The centerpieces of the new visitor center, however, are two modern exhibit pavilions, designed to offer a more comprehensive history of the Dec. 7 attack—from events leading up to it, to the salvage efforts and Pacific War that followed. There’s been a generational shift in visitors to the center in the years since it was built. The Arizona Memorial's fastest-growing visitor age group is no longer from the Greatest Generation, which experienced the World War II era first-hand, or the Baby Boomers that followed. It's Gen X and Gen Y visitors with more distant connections to the war.
“Someone visiting today who is, say, age 24 knows that the Arizona Memorial is important. But they don’t necessarily understand why,” says monument chief of interpretation Eileen Martinez. “The great challenge for the future is making sure visitors leave understanding why this place is important, because as we move further away from that moment in time, we understand less and less.”
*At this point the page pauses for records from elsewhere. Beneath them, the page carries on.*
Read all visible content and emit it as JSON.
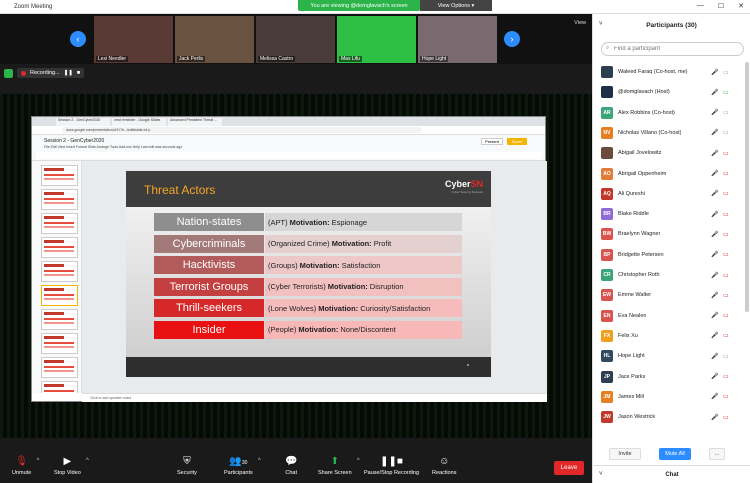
{
  "window": {
    "title": "Zoom Meeting",
    "minimize": "—",
    "maximize": "☐",
    "close": "✕"
  },
  "banner": {
    "viewing": "You are viewing @domglavach's screen",
    "view_options": "View Options ▾"
  },
  "strip": {
    "prev": "‹",
    "next": "›",
    "view": "View",
    "tiles": [
      {
        "name": "Lexi Needler",
        "bg": "#5a3a34"
      },
      {
        "name": "Jack Perlis",
        "bg": "#6a5240"
      },
      {
        "name": "Melissa Castro",
        "bg": "#4a3c38"
      },
      {
        "name": "Max Lifu",
        "bg": "#2ec044"
      },
      {
        "name": "Hope Light",
        "bg": "#7a6a70"
      }
    ]
  },
  "recording": {
    "label": "Recording..."
  },
  "browser": {
    "tabs": [
      "Session 2 - GenCyber2020",
      "cmd reminder - Google Slides",
      "Advanced Persistent Threat ..."
    ],
    "url": "docs.google.com/presentation/d/1Y3r.../edit#slide=id.p"
  },
  "doc": {
    "title": "Session 2 - GenCyber2020",
    "menu": "File  Edit  View  Insert  Format  Slide  Arrange  Tools  Add-ons  Help  Last edit was seconds ago",
    "present": "Present",
    "share": "Share",
    "speaker_notes": "Click to add speaker notes"
  },
  "slide": {
    "title": "Threat Actors",
    "logo_a": "Cyber",
    "logo_b": "SN",
    "logo_sub": "Cyber Security Network",
    "rows": [
      {
        "cat": "Nation-states",
        "pre": "(APT)",
        "mot": "Motivation:",
        "val": "Espionage",
        "cat_bg": "#8e8e8e",
        "desc_bg": "#d6d6d6"
      },
      {
        "cat": "Cybercriminals",
        "pre": "(Organized Crime)",
        "mot": "Motivation:",
        "val": "Profit",
        "cat_bg": "#a37a7a",
        "desc_bg": "#e5d0d0"
      },
      {
        "cat": "Hacktivists",
        "pre": "(Groups)",
        "mot": "Motivation:",
        "val": "Satisfaction",
        "cat_bg": "#b35a5a",
        "desc_bg": "#eec7c7"
      },
      {
        "cat": "Terrorist Groups",
        "pre": "(Cyber Terrorists)",
        "mot": "Motivation:",
        "val": "Disruption",
        "cat_bg": "#c44040",
        "desc_bg": "#f3c0c0"
      },
      {
        "cat": "Thrill-seekers",
        "pre": "(Lone Wolves)",
        "mot": "Motivation:",
        "val": "Curiosity/Satisfaction",
        "cat_bg": "#d62828",
        "desc_bg": "#f6bcbc"
      },
      {
        "cat": "Insider",
        "pre": "(People)",
        "mot": "Motivation:",
        "val": "None/Discontent",
        "cat_bg": "#e81010",
        "desc_bg": "#f8b8b8"
      }
    ]
  },
  "controls": {
    "unmute": "Unmute",
    "stop_video": "Stop Video",
    "security": "Security",
    "participants": "Participants",
    "participants_count": "30",
    "chat": "Chat",
    "share_screen": "Share Screen",
    "pause_recording": "Pause/Stop Recording",
    "reactions": "Reactions",
    "leave": "Leave"
  },
  "panel": {
    "title": "Participants (30)",
    "search_placeholder": "Find a participant",
    "participants": [
      {
        "initials": "",
        "name": "Waleed Faraq (Co-host, me)",
        "color": "#2c3e50",
        "cam": "grey",
        "mic": "grey"
      },
      {
        "initials": "",
        "name": "@domglavach (Host)",
        "color": "#1f2f4a",
        "cam": "green",
        "mic": "grey"
      },
      {
        "initials": "AR",
        "name": "Alex Robbins (Co-host)",
        "color": "#3aa57a",
        "cam": "grey",
        "mic": "red"
      },
      {
        "initials": "NV",
        "name": "Nicholas Villano (Co-host)",
        "color": "#e67e22",
        "cam": "grey",
        "mic": "red"
      },
      {
        "initials": "",
        "name": "Abigail Jovelowitz",
        "color": "#6b4b3a",
        "cam": "red",
        "mic": "red"
      },
      {
        "initials": "AO",
        "name": "Abrigail Oppenheim",
        "color": "#e07b39",
        "cam": "red",
        "mic": "red"
      },
      {
        "initials": "AQ",
        "name": "Ali Qureshi",
        "color": "#c0392b",
        "cam": "red",
        "mic": "red"
      },
      {
        "initials": "BR",
        "name": "Blake Riddle",
        "color": "#8e6bd6",
        "cam": "red",
        "mic": "red"
      },
      {
        "initials": "BW",
        "name": "Braelynn Wagner",
        "color": "#d9534f",
        "cam": "red",
        "mic": "red"
      },
      {
        "initials": "BP",
        "name": "Bridgette Petersen",
        "color": "#d9534f",
        "cam": "red",
        "mic": "red"
      },
      {
        "initials": "CR",
        "name": "Christopher Roth",
        "color": "#3aa57a",
        "cam": "red",
        "mic": "red"
      },
      {
        "initials": "EW",
        "name": "Emme  Walter",
        "color": "#d9534f",
        "cam": "red",
        "mic": "red"
      },
      {
        "initials": "EN",
        "name": "Eva Nealen",
        "color": "#d9534f",
        "cam": "red",
        "mic": "red"
      },
      {
        "initials": "FX",
        "name": "Felix Xu",
        "color": "#f0a020",
        "cam": "red",
        "mic": "red"
      },
      {
        "initials": "HL",
        "name": "Hope Light",
        "color": "#34495e",
        "cam": "grey",
        "mic": "red"
      },
      {
        "initials": "JP",
        "name": "Jace Parks",
        "color": "#2c3e50",
        "cam": "red",
        "mic": "red"
      },
      {
        "initials": "JM",
        "name": "James Mill",
        "color": "#e67e22",
        "cam": "red",
        "mic": "red"
      },
      {
        "initials": "JW",
        "name": "Jason Westrick",
        "color": "#c0392b",
        "cam": "red",
        "mic": "red"
      }
    ],
    "invite": "Invite",
    "mute_all": "Mute All",
    "more": "...",
    "chat": "Chat"
  },
  "colors": {
    "accent": "#2d8cff",
    "green": "#2bb44a",
    "red": "#e02828"
  }
}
Exhibits in the new pavilions will be state-of-the-art, incorporating interactive technologies and high-definition video, filmed oral histories, sound files and immersive multiscreen film. Murals, displays, scale models and other media will now explain the Pacific War and Pearl Harbor attack story from multiple perspectives—a first for the facility. (Editor's note: The interior of the new pavilions were still under construction when this story was written and photographed.)
“We’ll have Pearl Harbor and World War II survivors, Oahu civilians and Japanese aviators and civilians talking about their experience,” says Martinez. “We’ll have the people that lived this history, telling the history.”
The new center will include three times the display space of the previous facility—enough to properly show off the park service’s vast collection of historic artifacts and memorabilia, much of it donated by survivors and Oahu residents over the past three decades.
The foundation the visitor center rests on is now solid, too, built on concrete friction piles driven more than 200 feet into the soft waterfront soil. The new structure should last for years to come. Designed from top to bottom with a green conscience, the new facility will generate a quarter of its power via solar photovoltaic cells.
Ground was broken for the new visitor center in November 2008, with construction broken into two phases so the Arizona Memorial could remain open to visitors throughout. The only structure returning visitors will recognize is the old theater building, though its interiors have received a refurbishing.
The building’s two theaters—both screening a 23-minute Pearl Harbor attack documentary—will continue to serve as visitors’ final destination before the ferry ride to the memorial. But intentionally, the theatres will only be accessible after first passing through and experiencing the two exhibit pavilions.
“In the past, when visitors saw the line to the film, that became their focus. The theater was their first step, the memorial their second, then finally the museum and the bookstore if they had time,” says monument superintendent Paul DePrey. “Frontloading the museum experience before going out to the memorial will dramatically improve what their expectations are when they’re on the memorial.”
The USS Arizona Memorial itself remains untouched by renovations, as does admission to the visitor center and the ferries. Both are still free.
“The old visitor center, and how it was functioning up until even a year ago, was not anything that we were very proud of,” says DePrey. “This is going to be one of the more fantastic visitor experiences and visitor centers in the National Park Service.”